Use of the whistleblowing facility is optional. It should be used only in compliance with the applicable laws and regulations and in “the exceptional cases where the line management channel, the whistleblowing facilities offered by the law or the control systems within the group or the company concerned may not work”. The fact that an employee refrains from using the whistleblowing facility may not lead to any consequences for the employee concerned.

Whistleblowers must identify themselves, the code states. Their identity will be treated in the strictest confidence. Abuse of the whistleblowing facility will render the perpetrator liable to disciplinary action, as well as legal action. However, use of the facility in good faith, even if subsequently the facts are found to be inaccurate or are not proven, will not render the whistleblower liable to any disciplinary action.

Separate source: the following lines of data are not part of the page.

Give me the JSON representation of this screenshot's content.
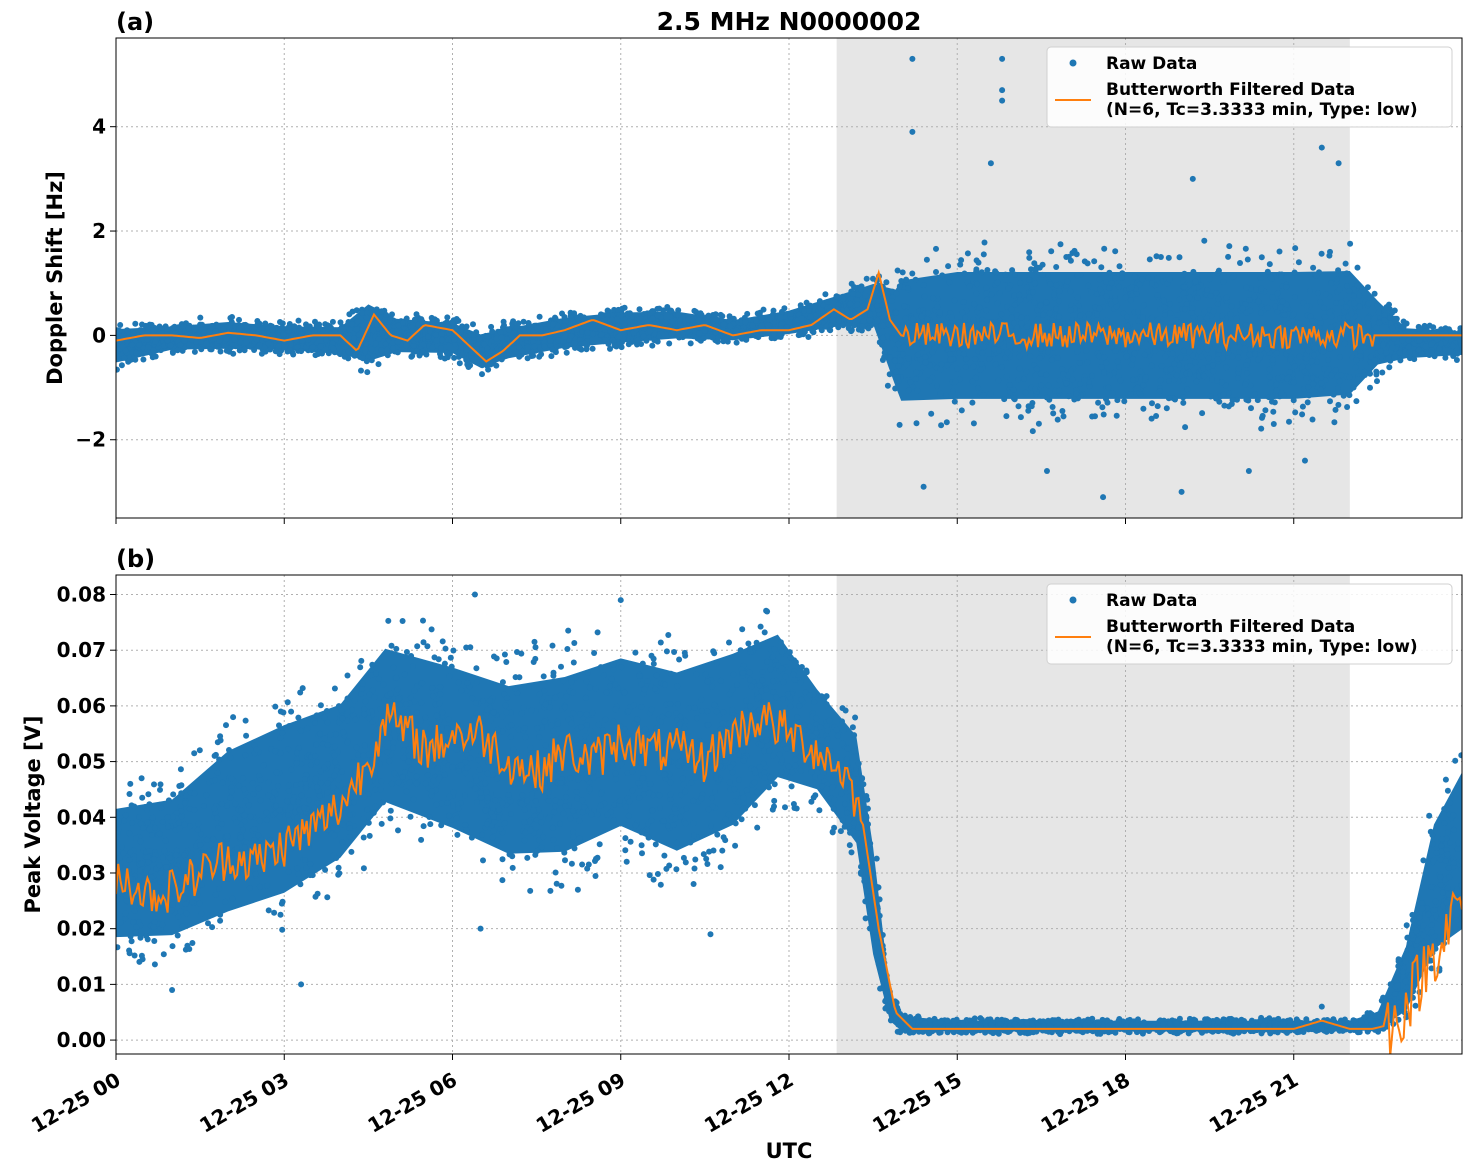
{
  "figure": {
    "title": "2.5 MHz N0000002",
    "xlabel": "UTC"
  },
  "colors": {
    "raw": "#1f77b4",
    "filtered": "#ff7f0e",
    "shade": "#e6e6e6",
    "grid": "#b0b0b0"
  },
  "legend": {
    "raw_label": "Raw Data",
    "filtered_label_line1": "Butterworth Filtered Data",
    "filtered_label_line2": "(N=6, Tc=3.3333 min, Type: low)"
  },
  "chart_data": [
    {
      "type": "scatter",
      "panel_label": "(a)",
      "title": "2.5 MHz N0000002",
      "ylabel": "Doppler Shift [Hz]",
      "xlim_hours": [
        0,
        24
      ],
      "ylim": [
        -3.5,
        5.7
      ],
      "yticks": [
        -2,
        0,
        2,
        4
      ],
      "ytick_labels": [
        "−2",
        "0",
        "2",
        "4"
      ],
      "shaded_region_hours": [
        12.85,
        22.0
      ],
      "grid": true,
      "legend_position": "top-right",
      "series": [
        {
          "name": "Raw Data",
          "kind": "points",
          "envelope_hours": [
            0,
            1,
            2,
            3,
            4,
            4.5,
            5,
            6,
            6.5,
            7,
            8,
            9,
            10,
            11,
            12,
            12.8,
            13.5,
            13.9,
            14,
            15,
            16,
            17,
            18,
            19,
            20,
            21,
            22,
            22.5,
            23,
            24
          ],
          "envelope_low": [
            -0.7,
            -0.4,
            -0.4,
            -0.4,
            -0.5,
            -0.8,
            -0.5,
            -0.5,
            -0.8,
            -0.6,
            -0.4,
            -0.3,
            -0.2,
            -0.2,
            -0.1,
            0.0,
            0.0,
            -1.5,
            -1.9,
            -1.9,
            -1.9,
            -1.9,
            -1.9,
            -1.9,
            -1.9,
            -1.9,
            -1.8,
            -0.9,
            -0.6,
            -0.5
          ],
          "envelope_high": [
            0.3,
            0.3,
            0.4,
            0.3,
            0.3,
            0.9,
            0.5,
            0.4,
            0.2,
            0.3,
            0.5,
            0.6,
            0.6,
            0.4,
            0.6,
            0.9,
            1.2,
            1.4,
            1.7,
            1.9,
            1.9,
            1.9,
            1.9,
            1.9,
            1.9,
            1.9,
            1.9,
            1.0,
            0.3,
            0.2
          ],
          "outliers": [
            {
              "x": 14.2,
              "y": 5.3
            },
            {
              "x": 14.2,
              "y": 3.9
            },
            {
              "x": 15.8,
              "y": 5.3
            },
            {
              "x": 15.8,
              "y": 4.7
            },
            {
              "x": 15.8,
              "y": 4.5
            },
            {
              "x": 15.6,
              "y": 3.3
            },
            {
              "x": 21.5,
              "y": 3.6
            },
            {
              "x": 21.8,
              "y": 3.3
            },
            {
              "x": 19.2,
              "y": 3.0
            },
            {
              "x": 17.6,
              "y": -3.1
            },
            {
              "x": 19.0,
              "y": -3.0
            },
            {
              "x": 14.4,
              "y": -2.9
            },
            {
              "x": 16.6,
              "y": -2.6
            },
            {
              "x": 20.2,
              "y": -2.6
            },
            {
              "x": 21.2,
              "y": -2.4
            }
          ]
        },
        {
          "name": "Butterworth Filtered Data",
          "kind": "line",
          "x_hours": [
            0,
            0.5,
            1,
            1.5,
            2,
            2.5,
            3,
            3.5,
            4,
            4.3,
            4.6,
            4.9,
            5.2,
            5.5,
            6,
            6.3,
            6.6,
            6.9,
            7.2,
            7.6,
            8,
            8.5,
            9,
            9.5,
            10,
            10.5,
            11,
            11.5,
            12,
            12.4,
            12.8,
            13.1,
            13.4,
            13.6,
            13.8,
            14,
            24
          ],
          "y": [
            -0.1,
            0.0,
            0.0,
            -0.05,
            0.05,
            0.0,
            -0.1,
            0.0,
            0.0,
            -0.3,
            0.4,
            0.0,
            -0.1,
            0.2,
            0.1,
            -0.2,
            -0.5,
            -0.3,
            0.0,
            0.0,
            0.1,
            0.3,
            0.1,
            0.2,
            0.1,
            0.2,
            0.0,
            0.1,
            0.1,
            0.2,
            0.5,
            0.3,
            0.5,
            1.2,
            0.3,
            0.0,
            0.0
          ],
          "noise_after_hours": 14.0,
          "noise_amplitude": 0.25,
          "noise_until_hours": 22.4
        }
      ]
    },
    {
      "type": "scatter",
      "panel_label": "(b)",
      "ylabel": "Peak Voltage [V]",
      "xlabel": "UTC",
      "xlim_hours": [
        0,
        24
      ],
      "xtick_hours": [
        0,
        3,
        6,
        9,
        12,
        15,
        18,
        21
      ],
      "xtick_labels": [
        "12-25 00",
        "12-25 03",
        "12-25 06",
        "12-25 09",
        "12-25 12",
        "12-25 15",
        "12-25 18",
        "12-25 21"
      ],
      "ylim": [
        -0.0025,
        0.0835
      ],
      "yticks": [
        0.0,
        0.01,
        0.02,
        0.03,
        0.04,
        0.05,
        0.06,
        0.07,
        0.08
      ],
      "ytick_labels": [
        "0.00",
        "0.01",
        "0.02",
        "0.03",
        "0.04",
        "0.05",
        "0.06",
        "0.07",
        "0.08"
      ],
      "shaded_region_hours": [
        12.85,
        22.0
      ],
      "grid": true,
      "legend_position": "top-right",
      "series": [
        {
          "name": "Raw Data",
          "kind": "points",
          "envelope_hours": [
            0,
            1,
            2,
            3,
            4,
            4.8,
            6,
            7,
            8,
            9,
            10,
            11,
            11.8,
            12.5,
            13.2,
            13.5,
            13.8,
            14.0,
            15,
            18,
            21,
            22,
            22.5,
            23,
            23.5,
            24
          ],
          "envelope_low": [
            0.012,
            0.012,
            0.015,
            0.018,
            0.025,
            0.035,
            0.03,
            0.025,
            0.025,
            0.03,
            0.025,
            0.03,
            0.04,
            0.04,
            0.03,
            0.01,
            0.002,
            0.001,
            0.001,
            0.001,
            0.001,
            0.001,
            0.001,
            0.002,
            0.01,
            0.012
          ],
          "envelope_high": [
            0.048,
            0.05,
            0.06,
            0.065,
            0.068,
            0.078,
            0.075,
            0.072,
            0.074,
            0.077,
            0.075,
            0.078,
            0.08,
            0.068,
            0.06,
            0.04,
            0.01,
            0.005,
            0.004,
            0.004,
            0.004,
            0.004,
            0.006,
            0.02,
            0.045,
            0.056
          ],
          "outliers": [
            {
              "x": 3.3,
              "y": 0.01
            },
            {
              "x": 1.0,
              "y": 0.009
            },
            {
              "x": 6.5,
              "y": 0.02
            },
            {
              "x": 10.6,
              "y": 0.019
            },
            {
              "x": 9.0,
              "y": 0.079
            },
            {
              "x": 6.4,
              "y": 0.08
            },
            {
              "x": 21.5,
              "y": 0.006
            }
          ]
        },
        {
          "name": "Butterworth Filtered Data",
          "kind": "line",
          "x_hours": [
            0,
            0.3,
            0.6,
            1,
            1.5,
            2,
            2.5,
            3,
            3.5,
            4,
            4.5,
            4.8,
            5.2,
            5.6,
            6,
            6.5,
            7,
            7.5,
            8,
            8.5,
            9,
            9.5,
            10,
            10.5,
            11,
            11.5,
            12,
            12.5,
            13,
            13.3,
            13.6,
            13.9,
            14.2,
            15,
            18,
            21,
            21.5,
            22,
            22.4,
            22.8,
            23.2,
            23.6,
            24
          ],
          "y": [
            0.03,
            0.028,
            0.026,
            0.027,
            0.03,
            0.033,
            0.032,
            0.035,
            0.038,
            0.042,
            0.05,
            0.058,
            0.055,
            0.052,
            0.055,
            0.055,
            0.05,
            0.048,
            0.052,
            0.05,
            0.054,
            0.052,
            0.052,
            0.05,
            0.055,
            0.058,
            0.055,
            0.052,
            0.048,
            0.04,
            0.02,
            0.005,
            0.002,
            0.002,
            0.002,
            0.002,
            0.0035,
            0.002,
            0.002,
            0.003,
            0.01,
            0.018,
            0.025
          ],
          "noise_amplitude": 0.004,
          "noise_until_hours": 13.3
        }
      ]
    }
  ]
}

The code also lays down rules on:

  • The role of the group ethics officer, to whom data and information should be provided by whistleblowers.
  • The content of whistleblowing. For example, “only facts, data and information put forward in an objective manner, that are directly connected to the areas that fall within the scope of whistleblowing (corruption, accounting and stock market irregularities) and that are strictly needed for verification operations, will be taken into account”.
  • The rights of people targeted by whistleblowing. For instance, they will be informed of the data held concerning them as soon as the whistleblowing has been logged, and may access the data and request correction or deletion if the data is “incorrect, equivocal or out of date”. Targets will be informed of the allegations made against them and of the rules that govern the group whistleblowing procedure and the terms and conditions for exercising their access and amendment rights.
  • The outcome of using the whistleblowing facility. After the case has been examined, the group ethics officer will inform the managers concerned. The latter will then carry out the appropriate investigations and decide on the consequences of any breaches recorded, such as disciplinary action or referrals to the administrative or judicial authorities.
  • The storage period for the personal data concerned.